È probabile che la soluzione venga trovata attraverso un compromesso fra le due ipotesi: ad esempio l’erogazione di prestiti attraverso il MES con condizionamenti limitati; oppure l’emissione, da parte della Banca Europea degli Investimenti, che ha come azionisti i 27 Stati membri dell’UE, di prestiti vincolati a precise finalità collegate all’emergenza sanitaria, emessi dai singoli Stati ed acquistati direttamente dalla BCE.
Qualunque sia la soluzione, più o meno creativa, che sarà trovata, sembra certo che sia nell’interesse di tutti i Paesi, anche di quelli più solidi, evitare il tracollo degli altri: in un sistema economico sempre più integrato, le filiere produttive sono fortemente interconnesse ed i paesi vicini rappresentano importanti mercati di sbocco dei propri prodotti. La forte crisi di uno potrebbe avere dei costi economicamente enormi anche per gli altri. I cittadini ed i governanti europei saranno in grado di percepire tale rischio?
In che modo le prossime scelte politiche ed economiche influiranno sul futuro dell’Unione?

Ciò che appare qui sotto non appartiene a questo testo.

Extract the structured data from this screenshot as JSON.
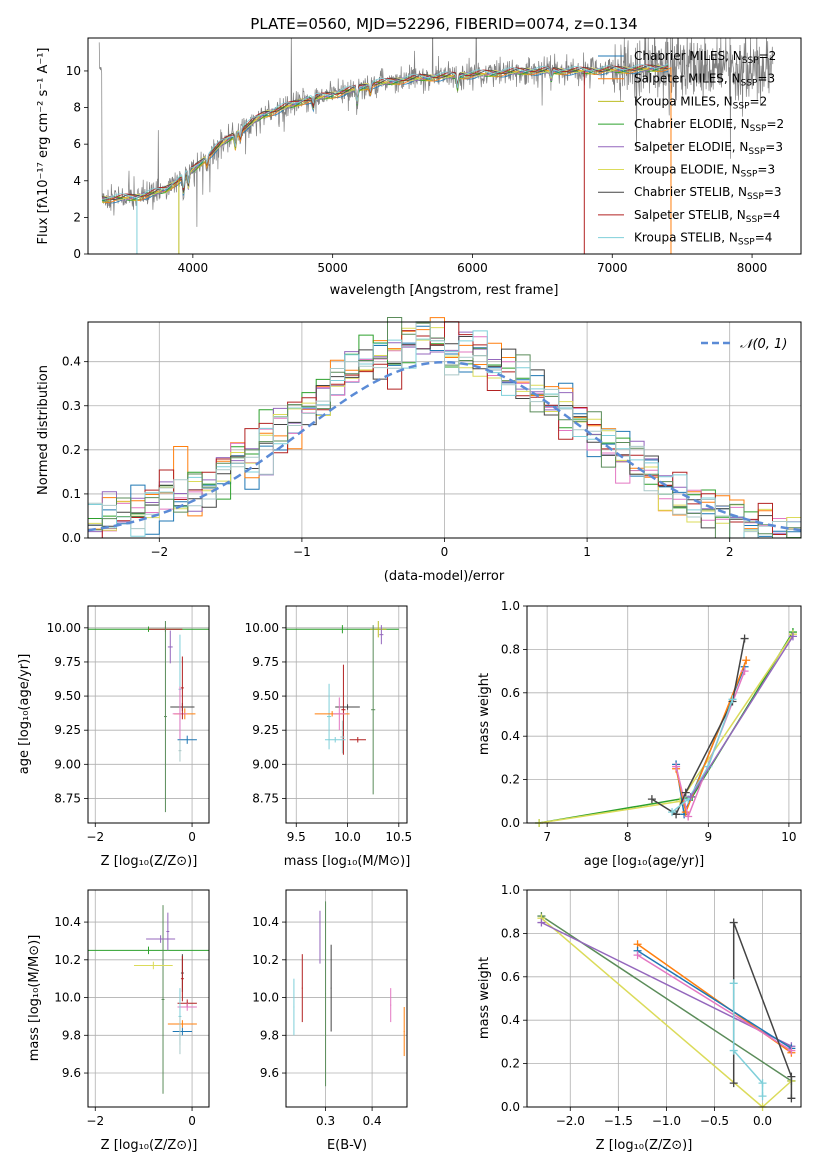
{
  "chart_data": [
    {
      "id": "spectrum",
      "type": "line",
      "title": "PLATE=0560, MJD=52296, FIBERID=0074, z=0.134",
      "xlabel": "wavelength [Angstrom, rest frame]",
      "ylabel": "Flux [fλ10⁻¹⁷ erg cm⁻² s⁻¹ A⁻¹]",
      "xlim": [
        3250,
        8350
      ],
      "ylim": [
        0,
        11.8
      ],
      "xticks": [
        "4000",
        "5000",
        "6000",
        "7000",
        "8000"
      ],
      "yticks": [
        "0",
        "2",
        "4",
        "6",
        "8",
        "10"
      ],
      "grid": false,
      "legend_position": "right",
      "legend": [
        {
          "label": "Chabrier MILES, N",
          "sub": "SSP",
          "eq": "=2",
          "color": "#1f77b4"
        },
        {
          "label": "Salpeter MILES, N",
          "sub": "SSP",
          "eq": "=3",
          "color": "#ff7f0e"
        },
        {
          "label": "Kroupa MILES, N",
          "sub": "SSP",
          "eq": "=2",
          "color": "#bcbd22"
        },
        {
          "label": "Chabrier ELODIE, N",
          "sub": "SSP",
          "eq": "=2",
          "color": "#2ca02c"
        },
        {
          "label": "Salpeter ELODIE, N",
          "sub": "SSP",
          "eq": "=3",
          "color": "#9467bd"
        },
        {
          "label": "Kroupa ELODIE, N",
          "sub": "SSP",
          "eq": "=3",
          "color": "#dbdb5a"
        },
        {
          "label": "Chabrier STELIB, N",
          "sub": "SSP",
          "eq": "=3",
          "color": "#444444"
        },
        {
          "label": "Salpeter STELIB, N",
          "sub": "SSP",
          "eq": "=4",
          "color": "#b22222"
        },
        {
          "label": "Kroupa STELIB, N",
          "sub": "SSP",
          "eq": "=4",
          "color": "#7fcfd9"
        }
      ],
      "model_continuum": {
        "x": [
          3350,
          3600,
          3800,
          4000,
          4200,
          4500,
          4800,
          5000,
          5300,
          5600,
          6000,
          6400,
          6800,
          7200,
          7400
        ],
        "y": [
          3.0,
          3.1,
          3.5,
          4.6,
          6.0,
          7.6,
          8.4,
          8.7,
          9.3,
          9.6,
          9.8,
          10.0,
          10.0,
          10.1,
          10.2
        ]
      }
    },
    {
      "id": "residuals",
      "type": "histogram",
      "xlabel": "(data-model)/error",
      "ylabel": "Normed distribution",
      "xlim": [
        -2.5,
        2.5
      ],
      "ylim": [
        0,
        0.49
      ],
      "xticks": [
        "−2",
        "−1",
        "0",
        "1",
        "2"
      ],
      "yticks": [
        "0.0",
        "0.1",
        "0.2",
        "0.3",
        "0.4"
      ],
      "grid": true,
      "legend_position": "top-right",
      "legend_label": "𝒩(0, 1)",
      "bin_width": 0.1,
      "bin_start": -2.5,
      "series_colors": [
        "#1f77b4",
        "#ff7f0e",
        "#2ca02c",
        "#9467bd",
        "#e377c2",
        "#dbdb5a",
        "#444444",
        "#b22222",
        "#7fcfd9",
        "#5b8c5a",
        "#aac8c8"
      ]
    },
    {
      "id": "age-vs-Z",
      "type": "errorbar",
      "xlabel": "Z [log₁₀(Z/Z⊙)]",
      "ylabel": "age  [log₁₀(age/yr)]",
      "xlim": [
        -2.15,
        0.35
      ],
      "ylim": [
        8.57,
        10.16
      ],
      "xticks": [
        "−2",
        "0"
      ],
      "yticks": [
        "8.75",
        "9.00",
        "9.25",
        "9.50",
        "9.75",
        "10.00"
      ],
      "points": [
        {
          "x": -0.9,
          "y": 9.99,
          "xerr": 1.25,
          "yerr": 0.02,
          "color": "#2ca02c"
        },
        {
          "x": -0.55,
          "y": 9.99,
          "xerr": 0.35,
          "yerr": 0.02,
          "color": "#b22222"
        },
        {
          "x": -0.45,
          "y": 9.86,
          "xerr": 0.05,
          "yerr": 0.12,
          "color": "#9467bd"
        },
        {
          "x": -0.55,
          "y": 9.35,
          "xerr": 0.03,
          "yerr": 0.7,
          "color": "#5b8c5a"
        },
        {
          "x": -0.25,
          "y": 9.55,
          "xerr": 0.03,
          "yerr": 0.4,
          "color": "#7fcfd9"
        },
        {
          "x": -0.2,
          "y": 9.42,
          "xerr": 0.25,
          "yerr": 0.03,
          "color": "#444444"
        },
        {
          "x": -0.15,
          "y": 9.37,
          "xerr": 0.22,
          "yerr": 0.04,
          "color": "#ff7f0e"
        },
        {
          "x": -0.25,
          "y": 9.37,
          "xerr": 0.15,
          "yerr": 0.2,
          "color": "#e377c2"
        },
        {
          "x": -0.2,
          "y": 9.56,
          "xerr": 0.03,
          "yerr": 0.23,
          "color": "#b22222"
        },
        {
          "x": -0.1,
          "y": 9.18,
          "xerr": 0.2,
          "yerr": 0.03,
          "color": "#1f77b4"
        },
        {
          "x": -0.25,
          "y": 9.1,
          "xerr": 0.03,
          "yerr": 0.08,
          "color": "#aac8c8"
        }
      ]
    },
    {
      "id": "age-vs-mass",
      "type": "errorbar",
      "xlabel": "mass [log₁₀(M/M⊙)]",
      "ylabel": "",
      "xlim": [
        9.4,
        10.58
      ],
      "ylim": [
        8.57,
        10.16
      ],
      "xticks": [
        "9.5",
        "10.0",
        "10.5"
      ],
      "yticks": [
        "8.75",
        "9.00",
        "9.25",
        "9.50",
        "9.75",
        "10.00"
      ],
      "points": [
        {
          "x": 9.95,
          "y": 9.99,
          "xerr": 0.55,
          "yerr": 0.03,
          "color": "#2ca02c"
        },
        {
          "x": 10.3,
          "y": 9.99,
          "xerr": 0.08,
          "yerr": 0.06,
          "color": "#bcbd22"
        },
        {
          "x": 10.33,
          "y": 9.95,
          "xerr": 0.02,
          "yerr": 0.07,
          "color": "#9467bd"
        },
        {
          "x": 10.25,
          "y": 9.4,
          "xerr": 0.02,
          "yerr": 0.62,
          "color": "#5b8c5a"
        },
        {
          "x": 9.82,
          "y": 9.35,
          "xerr": 0.02,
          "yerr": 0.24,
          "color": "#7fcfd9"
        },
        {
          "x": 9.96,
          "y": 9.4,
          "xerr": 0.02,
          "yerr": 0.33,
          "color": "#b22222"
        },
        {
          "x": 10.0,
          "y": 9.42,
          "xerr": 0.12,
          "yerr": 0.02,
          "color": "#444444"
        },
        {
          "x": 9.85,
          "y": 9.37,
          "xerr": 0.17,
          "yerr": 0.02,
          "color": "#ff7f0e"
        },
        {
          "x": 9.92,
          "y": 9.37,
          "xerr": 0.06,
          "yerr": 0.12,
          "color": "#e377c2"
        },
        {
          "x": 10.1,
          "y": 9.18,
          "xerr": 0.08,
          "yerr": 0.02,
          "color": "#b22222"
        },
        {
          "x": 9.88,
          "y": 9.18,
          "xerr": 0.1,
          "yerr": 0.02,
          "color": "#7fcfd9"
        },
        {
          "x": 9.95,
          "y": 9.2,
          "xerr": 0.02,
          "yerr": 0.12,
          "color": "#aac8c8"
        }
      ]
    },
    {
      "id": "weight-vs-age",
      "type": "line",
      "xlabel": "age  [log₁₀(age/yr)]",
      "ylabel": "mass weight",
      "xlim": [
        6.75,
        10.15
      ],
      "ylim": [
        0,
        1
      ],
      "xticks": [
        "7",
        "8",
        "9",
        "10"
      ],
      "yticks": [
        "0.0",
        "0.2",
        "0.4",
        "0.6",
        "0.8",
        "1.0"
      ],
      "grid": true,
      "series": [
        {
          "color": "#2ca02c",
          "x": [
            6.9,
            8.8,
            10.05
          ],
          "y": [
            0.0,
            0.12,
            0.88
          ]
        },
        {
          "color": "#dbdb5a",
          "x": [
            6.9,
            8.65,
            10.05
          ],
          "y": [
            0.0,
            0.1,
            0.87
          ]
        },
        {
          "color": "#1f77b4",
          "x": [
            8.6,
            8.7,
            9.45
          ],
          "y": [
            0.27,
            0.04,
            0.72
          ]
        },
        {
          "color": "#ff7f0e",
          "x": [
            8.6,
            8.72,
            9.47
          ],
          "y": [
            0.25,
            0.05,
            0.75
          ]
        },
        {
          "color": "#e377c2",
          "x": [
            8.6,
            8.75,
            9.45
          ],
          "y": [
            0.26,
            0.03,
            0.7
          ]
        },
        {
          "color": "#444444",
          "x": [
            8.3,
            8.6,
            8.72,
            9.3,
            9.45
          ],
          "y": [
            0.11,
            0.04,
            0.14,
            0.56,
            0.85
          ]
        },
        {
          "color": "#7fcfd9",
          "x": [
            8.55,
            8.75,
            9.0,
            9.3
          ],
          "y": [
            0.05,
            0.11,
            0.26,
            0.57
          ]
        },
        {
          "color": "#9467bd",
          "x": [
            8.78,
            10.05
          ],
          "y": [
            0.12,
            0.86
          ]
        }
      ]
    },
    {
      "id": "mass-vs-Z",
      "type": "errorbar",
      "xlabel": "Z [log₁₀(Z/Z⊙)]",
      "ylabel": "mass [log₁₀(M/M⊙)]",
      "xlim": [
        -2.15,
        0.35
      ],
      "ylim": [
        9.42,
        10.57
      ],
      "xticks": [
        "−2",
        "0"
      ],
      "yticks": [
        "9.6",
        "9.8",
        "10.0",
        "10.2",
        "10.4"
      ],
      "points": [
        {
          "x": -0.9,
          "y": 10.25,
          "xerr": 1.25,
          "yerr": 0.02,
          "color": "#2ca02c"
        },
        {
          "x": -0.6,
          "y": 9.99,
          "xerr": 0.03,
          "yerr": 0.5,
          "color": "#5b8c5a"
        },
        {
          "x": -0.65,
          "y": 10.31,
          "xerr": 0.3,
          "yerr": 0.02,
          "color": "#9467bd"
        },
        {
          "x": -0.5,
          "y": 10.35,
          "xerr": 0.03,
          "yerr": 0.1,
          "color": "#9467bd"
        },
        {
          "x": -0.8,
          "y": 10.17,
          "xerr": 0.4,
          "yerr": 0.02,
          "color": "#dbdb5a"
        },
        {
          "x": -0.2,
          "y": 10.13,
          "xerr": 0.03,
          "yerr": 0.1,
          "color": "#444444"
        },
        {
          "x": -0.2,
          "y": 10.1,
          "xerr": 0.03,
          "yerr": 0.12,
          "color": "#b22222"
        },
        {
          "x": -0.1,
          "y": 9.97,
          "xerr": 0.2,
          "yerr": 0.02,
          "color": "#b22222"
        },
        {
          "x": -0.1,
          "y": 9.95,
          "xerr": 0.2,
          "yerr": 0.02,
          "color": "#e377c2"
        },
        {
          "x": -0.2,
          "y": 9.86,
          "xerr": 0.3,
          "yerr": 0.02,
          "color": "#ff7f0e"
        },
        {
          "x": -0.2,
          "y": 9.82,
          "xerr": 0.2,
          "yerr": 0.02,
          "color": "#1f77b4"
        },
        {
          "x": -0.25,
          "y": 9.9,
          "xerr": 0.03,
          "yerr": 0.15,
          "color": "#7fcfd9"
        },
        {
          "x": -0.25,
          "y": 9.8,
          "xerr": 0.03,
          "yerr": 0.1,
          "color": "#aac8c8"
        }
      ]
    },
    {
      "id": "mass-vs-EBV",
      "type": "errorbar",
      "xlabel": "E(B-V)",
      "ylabel": "",
      "xlim": [
        0.215,
        0.475
      ],
      "ylim": [
        9.42,
        10.57
      ],
      "xticks": [
        "0.3",
        "0.4"
      ],
      "yticks": [
        "9.6",
        "9.8",
        "10.0",
        "10.2",
        "10.4"
      ],
      "points": [
        {
          "x": 0.232,
          "y": 9.95,
          "xerr": 0.001,
          "yerr": 0.15,
          "color": "#7fcfd9"
        },
        {
          "x": 0.25,
          "y": 10.05,
          "xerr": 0.001,
          "yerr": 0.18,
          "color": "#b22222"
        },
        {
          "x": 0.3,
          "y": 10.02,
          "xerr": 0.001,
          "yerr": 0.49,
          "color": "#5b8c5a"
        },
        {
          "x": 0.288,
          "y": 10.32,
          "xerr": 0.001,
          "yerr": 0.14,
          "color": "#9467bd"
        },
        {
          "x": 0.312,
          "y": 10.05,
          "xerr": 0.001,
          "yerr": 0.23,
          "color": "#444444"
        },
        {
          "x": 0.44,
          "y": 9.96,
          "xerr": 0.001,
          "yerr": 0.09,
          "color": "#e377c2"
        },
        {
          "x": 0.469,
          "y": 9.82,
          "xerr": 0.001,
          "yerr": 0.13,
          "color": "#ff7f0e"
        }
      ]
    },
    {
      "id": "weight-vs-Z",
      "type": "line",
      "xlabel": "Z [log₁₀(Z/Z⊙)]",
      "ylabel": "mass weight",
      "xlim": [
        -2.45,
        0.4
      ],
      "ylim": [
        0,
        1
      ],
      "xticks": [
        "−2.0",
        "−1.5",
        "−1.0",
        "−0.5",
        "0.0"
      ],
      "yticks": [
        "0.0",
        "0.2",
        "0.4",
        "0.6",
        "0.8",
        "1.0"
      ],
      "grid": true,
      "series": [
        {
          "color": "#5b8c5a",
          "x": [
            -2.3,
            0.3,
            0.3
          ],
          "y": [
            0.88,
            0.12,
            0.12
          ]
        },
        {
          "color": "#dbdb5a",
          "x": [
            -2.3,
            0.0,
            0.3
          ],
          "y": [
            0.87,
            0.0,
            0.12
          ]
        },
        {
          "color": "#9467bd",
          "x": [
            -2.3,
            0.3
          ],
          "y": [
            0.85,
            0.28
          ]
        },
        {
          "color": "#ff7f0e",
          "x": [
            -1.3,
            0.3
          ],
          "y": [
            0.75,
            0.25
          ]
        },
        {
          "color": "#1f77b4",
          "x": [
            -1.3,
            0.3
          ],
          "y": [
            0.72,
            0.27
          ]
        },
        {
          "color": "#e377c2",
          "x": [
            -1.3,
            0.3
          ],
          "y": [
            0.7,
            0.26
          ]
        },
        {
          "color": "#444444",
          "x": [
            -0.3,
            -0.3,
            0.3,
            0.3
          ],
          "y": [
            0.11,
            0.85,
            0.14,
            0.04
          ]
        },
        {
          "color": "#7fcfd9",
          "x": [
            -0.3,
            -0.3,
            0.0,
            0.0
          ],
          "y": [
            0.57,
            0.26,
            0.11,
            0.05
          ]
        }
      ]
    }
  ]
}
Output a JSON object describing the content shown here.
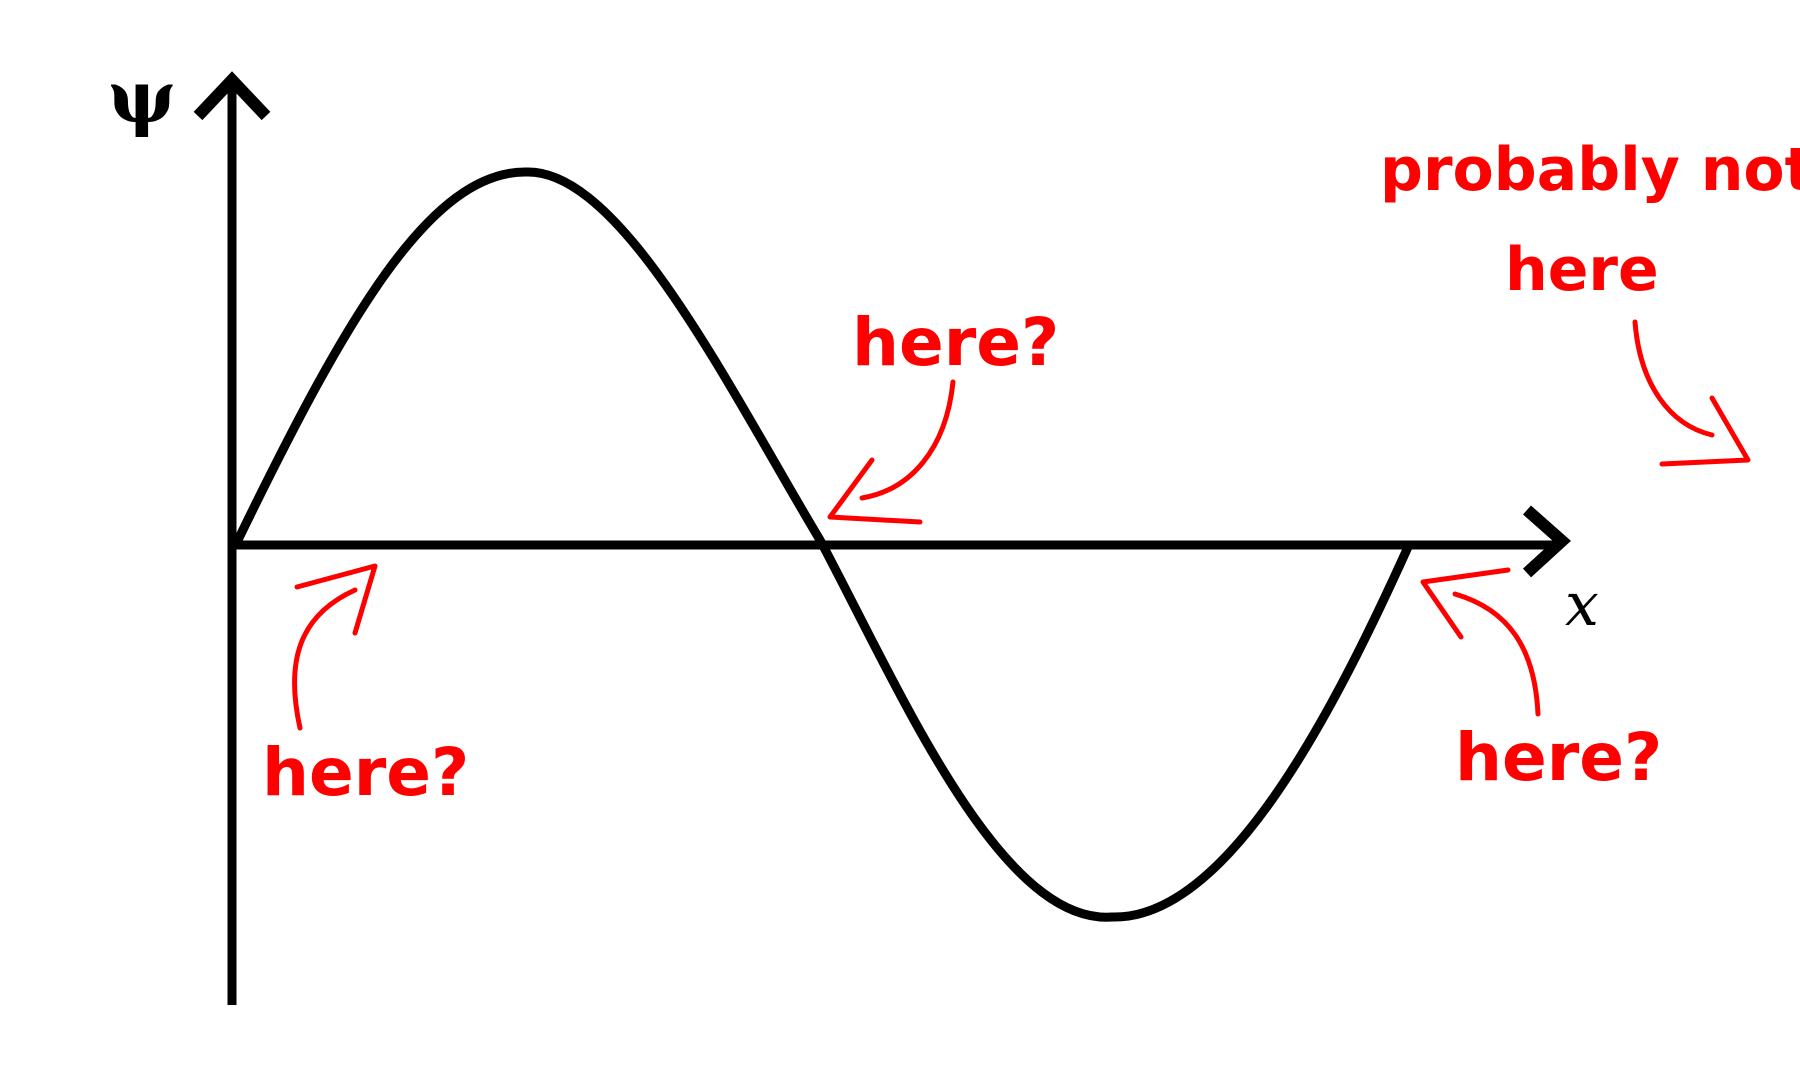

Di fatto questa crisi è per l’Europa un’importante occasione per riflettere sulla necessità di una maggiore condivisione non solo delle politiche monetarie ma anche di quelle fiscali. Occorre ripensare al modo di gestire i bilanci dell’Unione e le politiche di coordinamento fiscale. Ma questa crisi è anche l’opportunità per un cambiamento di prospettiva culturale: occorre passare da un’unione di reciproche convenienze, nella quale ognuno persegue e massimizza i propri interessi nazionali coordinando politiche monetarie e commerciali, ad un’unione che ponga al centro gli interessi collettivi e la solidarietà verso coloro che hanno più bisogno. Ci accorgeremo, come auspicato anche da Papa Francesco, che “non possiamo andare avanti ognuno per conto suo, ma solo insieme”? È questa la vera sfida che i cittadini ed i governanti europei devono vincere per non far morire di Coronavirus il più ambizioso e bel progetto politico dell’ultimo secolo.